If people who are experiencing voices are wired up, the nerves and muscles involved in speaking out loud, give electrical impulses as though they were trying to move. The "hallucination" is your own internal speech. The process of not recognising it as your own is interesting but entirely consistent with childhood trauma, dissociation and invalidation.

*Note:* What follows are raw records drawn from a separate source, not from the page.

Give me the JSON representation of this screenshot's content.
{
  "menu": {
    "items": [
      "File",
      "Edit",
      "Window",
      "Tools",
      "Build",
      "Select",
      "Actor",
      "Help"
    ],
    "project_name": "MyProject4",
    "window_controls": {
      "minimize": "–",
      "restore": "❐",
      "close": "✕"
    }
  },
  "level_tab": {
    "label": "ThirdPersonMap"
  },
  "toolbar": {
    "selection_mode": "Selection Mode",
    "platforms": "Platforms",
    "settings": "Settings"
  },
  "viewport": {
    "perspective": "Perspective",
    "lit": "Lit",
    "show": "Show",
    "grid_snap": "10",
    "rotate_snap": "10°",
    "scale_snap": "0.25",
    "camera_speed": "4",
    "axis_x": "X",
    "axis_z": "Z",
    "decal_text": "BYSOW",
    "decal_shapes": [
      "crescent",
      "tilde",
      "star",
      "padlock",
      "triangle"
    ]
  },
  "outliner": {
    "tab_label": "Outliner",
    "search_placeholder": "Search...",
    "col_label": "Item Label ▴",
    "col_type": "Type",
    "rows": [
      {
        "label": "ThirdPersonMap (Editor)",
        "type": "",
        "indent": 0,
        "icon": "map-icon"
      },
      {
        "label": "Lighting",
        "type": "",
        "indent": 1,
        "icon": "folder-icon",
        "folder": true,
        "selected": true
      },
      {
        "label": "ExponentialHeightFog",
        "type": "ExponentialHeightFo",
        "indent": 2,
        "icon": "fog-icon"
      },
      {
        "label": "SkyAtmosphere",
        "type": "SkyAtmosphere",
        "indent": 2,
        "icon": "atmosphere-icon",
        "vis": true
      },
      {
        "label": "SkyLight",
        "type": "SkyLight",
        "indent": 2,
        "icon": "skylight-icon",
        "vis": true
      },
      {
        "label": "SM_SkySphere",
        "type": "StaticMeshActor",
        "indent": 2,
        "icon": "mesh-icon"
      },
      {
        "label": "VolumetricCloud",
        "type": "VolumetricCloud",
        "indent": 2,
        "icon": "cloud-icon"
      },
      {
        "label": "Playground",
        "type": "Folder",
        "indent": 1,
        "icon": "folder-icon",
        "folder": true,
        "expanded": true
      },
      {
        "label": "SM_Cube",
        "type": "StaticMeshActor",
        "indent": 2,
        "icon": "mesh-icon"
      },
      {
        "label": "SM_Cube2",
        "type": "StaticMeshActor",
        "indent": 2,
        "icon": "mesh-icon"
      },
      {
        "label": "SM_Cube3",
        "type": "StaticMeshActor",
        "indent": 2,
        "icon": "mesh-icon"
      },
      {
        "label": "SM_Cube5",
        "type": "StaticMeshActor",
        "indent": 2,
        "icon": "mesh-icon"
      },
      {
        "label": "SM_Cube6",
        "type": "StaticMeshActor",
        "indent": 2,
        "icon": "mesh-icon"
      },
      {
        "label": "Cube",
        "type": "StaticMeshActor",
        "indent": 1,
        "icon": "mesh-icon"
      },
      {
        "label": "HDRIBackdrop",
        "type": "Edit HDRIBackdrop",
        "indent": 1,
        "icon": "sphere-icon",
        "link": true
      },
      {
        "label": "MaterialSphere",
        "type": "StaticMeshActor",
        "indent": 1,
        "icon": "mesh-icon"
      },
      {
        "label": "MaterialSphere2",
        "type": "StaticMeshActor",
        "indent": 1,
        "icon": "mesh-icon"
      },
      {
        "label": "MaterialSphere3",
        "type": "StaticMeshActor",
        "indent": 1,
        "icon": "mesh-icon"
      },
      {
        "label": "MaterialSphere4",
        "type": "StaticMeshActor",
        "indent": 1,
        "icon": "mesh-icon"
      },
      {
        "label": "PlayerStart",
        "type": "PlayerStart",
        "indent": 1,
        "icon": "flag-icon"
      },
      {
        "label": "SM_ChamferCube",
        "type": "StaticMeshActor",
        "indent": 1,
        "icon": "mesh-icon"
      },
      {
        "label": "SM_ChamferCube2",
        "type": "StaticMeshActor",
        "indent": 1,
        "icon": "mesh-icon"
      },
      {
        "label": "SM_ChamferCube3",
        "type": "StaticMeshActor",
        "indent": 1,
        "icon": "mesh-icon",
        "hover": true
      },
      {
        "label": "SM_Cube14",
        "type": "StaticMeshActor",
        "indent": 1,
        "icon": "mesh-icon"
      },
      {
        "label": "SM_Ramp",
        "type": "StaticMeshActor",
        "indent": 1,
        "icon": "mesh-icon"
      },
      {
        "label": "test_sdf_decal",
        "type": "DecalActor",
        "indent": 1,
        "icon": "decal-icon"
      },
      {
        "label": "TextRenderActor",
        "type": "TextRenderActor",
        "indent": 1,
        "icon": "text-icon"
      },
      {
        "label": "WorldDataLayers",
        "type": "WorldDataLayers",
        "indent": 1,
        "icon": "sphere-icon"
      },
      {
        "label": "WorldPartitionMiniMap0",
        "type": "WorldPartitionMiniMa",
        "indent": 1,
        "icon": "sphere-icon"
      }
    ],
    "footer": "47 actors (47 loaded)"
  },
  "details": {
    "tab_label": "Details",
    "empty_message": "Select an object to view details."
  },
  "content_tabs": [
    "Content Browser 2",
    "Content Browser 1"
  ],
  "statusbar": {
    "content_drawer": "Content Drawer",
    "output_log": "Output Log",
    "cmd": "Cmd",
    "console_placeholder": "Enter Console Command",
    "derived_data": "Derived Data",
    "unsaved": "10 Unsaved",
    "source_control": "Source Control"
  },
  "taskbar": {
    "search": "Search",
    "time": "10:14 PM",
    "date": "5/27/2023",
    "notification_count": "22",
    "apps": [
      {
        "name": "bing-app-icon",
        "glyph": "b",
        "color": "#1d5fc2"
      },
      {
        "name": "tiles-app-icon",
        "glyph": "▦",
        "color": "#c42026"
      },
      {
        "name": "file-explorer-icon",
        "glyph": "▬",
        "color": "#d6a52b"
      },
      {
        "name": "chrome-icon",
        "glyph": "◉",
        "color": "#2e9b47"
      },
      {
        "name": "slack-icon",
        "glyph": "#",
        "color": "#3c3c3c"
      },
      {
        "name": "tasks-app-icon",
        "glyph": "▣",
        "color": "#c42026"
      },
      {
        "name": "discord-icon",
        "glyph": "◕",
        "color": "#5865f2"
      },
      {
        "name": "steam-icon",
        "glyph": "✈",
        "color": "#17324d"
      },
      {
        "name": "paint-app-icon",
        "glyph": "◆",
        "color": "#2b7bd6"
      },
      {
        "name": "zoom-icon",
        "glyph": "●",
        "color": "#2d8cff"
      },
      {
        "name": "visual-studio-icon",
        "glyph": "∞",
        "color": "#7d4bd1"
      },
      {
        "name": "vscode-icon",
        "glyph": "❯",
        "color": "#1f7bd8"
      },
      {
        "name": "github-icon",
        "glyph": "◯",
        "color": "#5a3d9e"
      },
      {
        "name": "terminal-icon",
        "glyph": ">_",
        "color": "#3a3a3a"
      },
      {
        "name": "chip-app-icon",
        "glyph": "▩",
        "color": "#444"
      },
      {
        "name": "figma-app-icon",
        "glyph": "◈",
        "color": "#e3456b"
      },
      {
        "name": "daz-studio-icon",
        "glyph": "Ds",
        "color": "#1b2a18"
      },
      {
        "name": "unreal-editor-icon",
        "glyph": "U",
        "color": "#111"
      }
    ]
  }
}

Gentle self soothing, and gentle grounding.

Apparently McCartney (IMHO a tw@), spent ages searching for where he had heard the tune for "yesterday" as it came to him so easily, he couldn't believe it was his own.
 
@Anarchy I rarely hallucinate voices, but when I do, they are not internal monologue. Unless... shit, did my internal monologue laugh like a crazed hyena that one time?!

But really, I hallucinate music that doesn't exist, ice cream trucks... the bad one the other day was a train.

ETA: my most frequent voice hallucinations are my mother. Otherwise it's a voice I don't recognize at all, and that's only happened a couple times, plus the hyena/Joker laughter that scared the ever loving shit out of me.
 
Simon, how sleep deprived are you at the moment?

Absolutely yes, your inner monologue can laugh like a hyena.

If you're particularly sleep deprived, there might be all sorts of dream state slow waves floating around that gorgeous big brain of yours, triggering f*ck knows what sorts of spurious associations too.
 
Well, last night B (my ex) told me I never gave him anything (of myself), I was always a liar, and, I don't know, some other hurtful shit. Then my, uh, (?) person who catalyzed me leaving B told me he felt like I was ashamed of him because I wouldn't tell B who he was (B knows him from six years ago), and there was lots of crying, and now I feel like I've been plowed over by so many trains.

I just. Sometimes it just sucks. Sometimes shit just f*cking sucks. Sometimes pain leaks through the numbness and it hurts. Where is She when I f*cking need her.